Суд должен свершиться! Неважно над кем или чем.

Как бы подтверждая эти мысли, Децл приподнял голову, напоказ хрустнул шеей и глянул на Яську так, что того пробрало буквально до костей, не меньше. Затем Стасик плюнул на пол, напрочь игнорируя беспокойное кудахтанье Инессы Карловны, и прочертил указательным пальцем правой руки по собственному горлу.

Яська проглотил страх, понимая, что и впрямь доигрался. Живым Децл его теперь точно не отпустит. По крайней мере, можно с уверенностью сказать, что первоначальная опция «поучить уму-разуму» ушла в небытие, а на её месте возникла пресловутая «шапка» – «отыграться за всех и вся!»

Децл развернулся, пнул подвернувшийся под ногу стакан и вышел прочь.

Инесса Карловна неуклюже поплелась следом, что-то бормоча себе под нос.

– Не прощаемся... – деликатно ухмыльнулся Схрон, больно наступив на ногу.

Яська поморщился, но ничего не сказал.

Чича так же не преминул оставить комментарий:

– Ну, Ясёна, ты и влетела!

Прозвенел звонок. Толпа зевак стала быстро редеть. Яська стоял и думал, как теперь быть...

Шмыги естественно и след простыл. Через урок после неприятного инцидента по классу пополз слух, что Димка наведался в лазарет и со страху разыграл там комедию, в духе, «как сильно у меня разболелась голова». Фельдшер, Антонина Марковна, без особого труда выявляла ложь, по одному лишь внешнему виду горе-актёра. И если номер не прокатывал, исполнитель тут же отправлялся прямиком на ковёр к Дим Дымычу. Там он мог играть сколько душе угодно, если конечно не иссякал пыл.

На деле мало кто желал, а тем более, отважился на подобные эксперименты. Только если уж совсем край.

«Выходит, Шмыга не на шутку струхнул, раз решился на столь сомнительное мероприятие. И сыграл, получается, что надо, раз отпустили. Хотя мог просто сбежать».

Но в этом случае непонятно, какими мотивами он руководствовался. Хотя... Схрон, Чича и Децл – могут ещё и не такие мотивы выработать. Святая троица, блин!

Яська не понимал главного – смысл бежать? Всё равно, рано или поздно поймают, а тогда – всыпят по полной.

Как теперь всыпят ему самому.

Яська сидел за партой мрачнее тучи и тоже уже начинал задумываться о бегстве. Однако его здравый рассудок оказался нечета сознательности Шмыги – просто Яська всё прекрасно понимал. Ту ситуацию, в которой оказался, возможные варианты действий, в конце концов, последствия инцидента.
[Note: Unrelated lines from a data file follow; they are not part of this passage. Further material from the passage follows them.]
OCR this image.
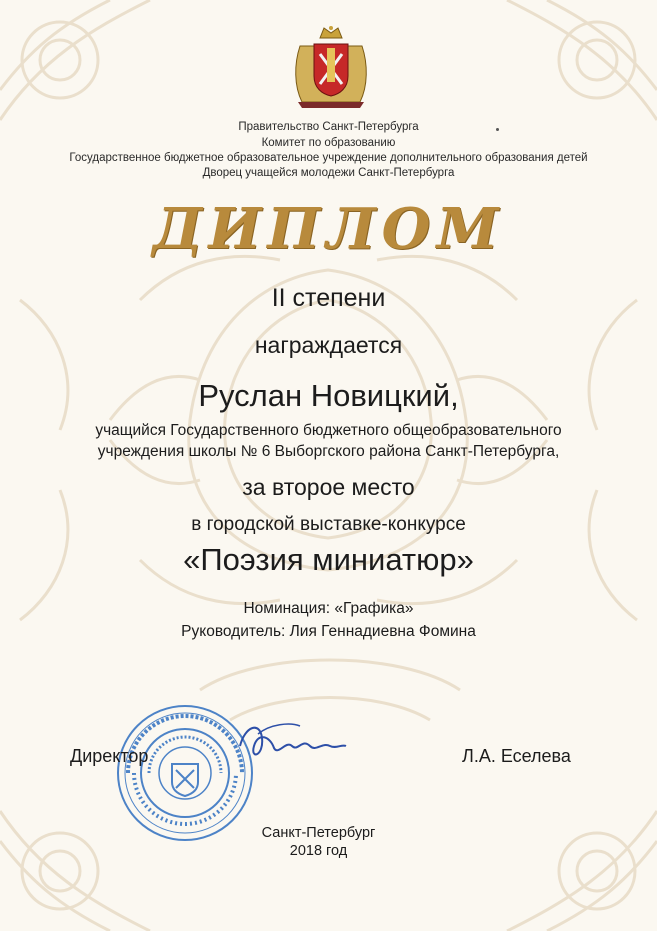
Правительство Санкт-Петербурга
Комитет по образованию
Государственное бюджетное образовательное учреждение дополнительного образования детей
Дворец учащейся молодежи Санкт-Петербурга
ДИПЛОМ
II степени
награждается
Руслан Новицкий,
учащийся Государственного бюджетного общеобразовательного
учреждения школы № 6 Выборгского района Санкт-Петербурга,
за второе место
в городской выставке-конкурсе
«Поэзия миниатюр»
Номинация: «Графика»
Руководитель: Лия Геннадиевна Фомина
Директор	Л.А. Еселева
Санкт-Петербург
2018 год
«Ладно бы просто поколотили – бог с ним. Можно зажмуриться и перетерпеть».

Но вот как быть, если начнут издеваться по-настоящему, – а ведь начнут! – в попытке не только запугать на будущее, но и вдобавок ко всему, сделать школьным посмешищем? Вот это как раз и есть самое страшное, перед чем меркнут даже синяки и ссадины.

Уроки бежали быстро. Впрочем, так всегда, когда впереди поджидает что-то не очень приятное, как например, поход к стоматологу или домашняя упряжка от мамы. Хотя это всё так, цветочки. А ягодки созрели сегодня! Плюс налились кровавым соком, укрылись переплетёнными стеблями, ощетинились острыми шипами – иди, Ясик, к нам, поиграем.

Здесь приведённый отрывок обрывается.